After the banquet, it was only natural that the disbanded veterans should be led home by the oldest and most conservative officers. Their command was entrusted to Craterus, a very close friend of Alexander, who was known for his doggedly Macedonian outlook: he was unwell, and so he received the seventy-year-old Polyperchon as his deputy. Poly-perchon belonged to the royal family of the most backward hill-kingdom attached to Macedonia and as an officer who had once ridiculed the Persians’ act of proskynesis, he would have little sympathy with Alexander’s future government. The departure of their 10,000 men would thin the army of its Macedonians, nowhere more so than in the infantry battalions, where the three thousand Silver Shields, mostly veterans of Philip’s corps of Shield Bearers, were leaving for home with their battle-scarred commanders. A mere 6,000, perhaps, of the 23,000 Macedonians recruited in the past ten years for Asia had survived or now remained in service in an army that wore an oriental look. Not that Alexander was unmoved to see their fellows go: ‘He took his farewell of them all with tears in his eyes and they too cried as they left him.’ Craterus, on arrival, was to take charge of Macedonia and ‘the freedom of the Greeks’, that specious slogan of Philip’s Greek alliance, ‘while Antipater was to bring out young Macedonians as replacements’. He had written to Antipater that the veterans and their families should enjoy seats of honour in the theatre for the rest of their lives; after ten years’ absence, he naturally wished to see his ageing marshal, now over seventy, in person, but whether Craterus’s appointment to Macedonia was to be temporary or permanent is uncertain. Camp gossip suggested that at last Antipater was to be supplanted after so much contention with Olympias the queen, but ‘nothing open is reported to have been said or done by Alexander which would imply that Antipater was not as high in his affection as usual’. There was little point in inviting the marshal casually to Asia through the orders of a departing general, unless Antipater was more than likely to agree. And yet the last had by no means been heard of the marshal in Alexander’s history.

As the veterans left Opis, many of them sick like Craterus and ill-suited to a rapid march home, Alexander was left to the diversions of his friends. After the high emotions of the past three months, it was a sudden and flattening moment and as for the first time there was not the prospect of immediate war, it is important to recognize who his friends would be. During the expedition, age, battles and conspiracy had accounted for half of his known officer class, or some fifty-five Companions and governors, but it is most remarkable how for the past three years his closest friends and camp-commanders had survived disasters almost to a man. Since the start of the Indian invasion, only two known generals had disappeared from court, one of whom was Coenus the Hipparch, a sick man; after Makran, the other great names still lived on, the same commanders of the Foot Companions, the Shield Bearers and five of the brigades of the Companion Cavalry.

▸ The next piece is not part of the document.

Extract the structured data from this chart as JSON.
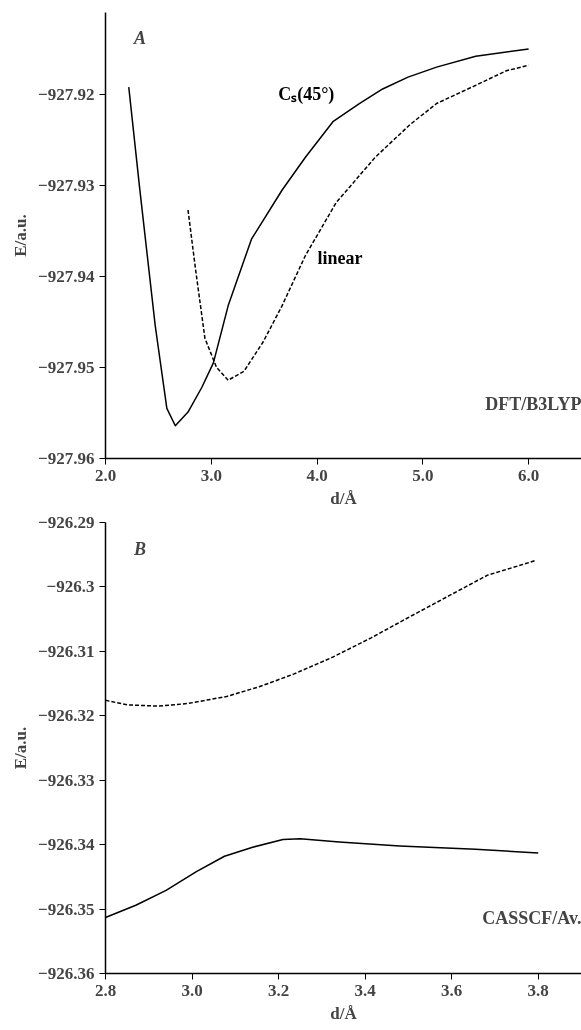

The seven royal Bodyguards remained unchanged, as close as ever to the man they protected, and they welcomed the favoured Peucestas as an eighth among them. Exclusively Macedonian, they were the nobles whom Alexander loved and trusted, whether tough like Leonnatus, famed for his gymnastics, or shrewd like Ptolemy, a friend from childhood; Hephaistion still predominated, faithfully inclining to the Iranian customs of his king and lover. Each had his family and favourites, none more so than the clique of Perdiccas, which included two of the leaders of the Foot Companions. Already, Alexander’s eventual successor had founded his influence among the men who mattered, but they were not a divided group. Unless they had supported their king, he could never have won the Opis mutiny, for rulers never fall unless they are divided amongst themselves.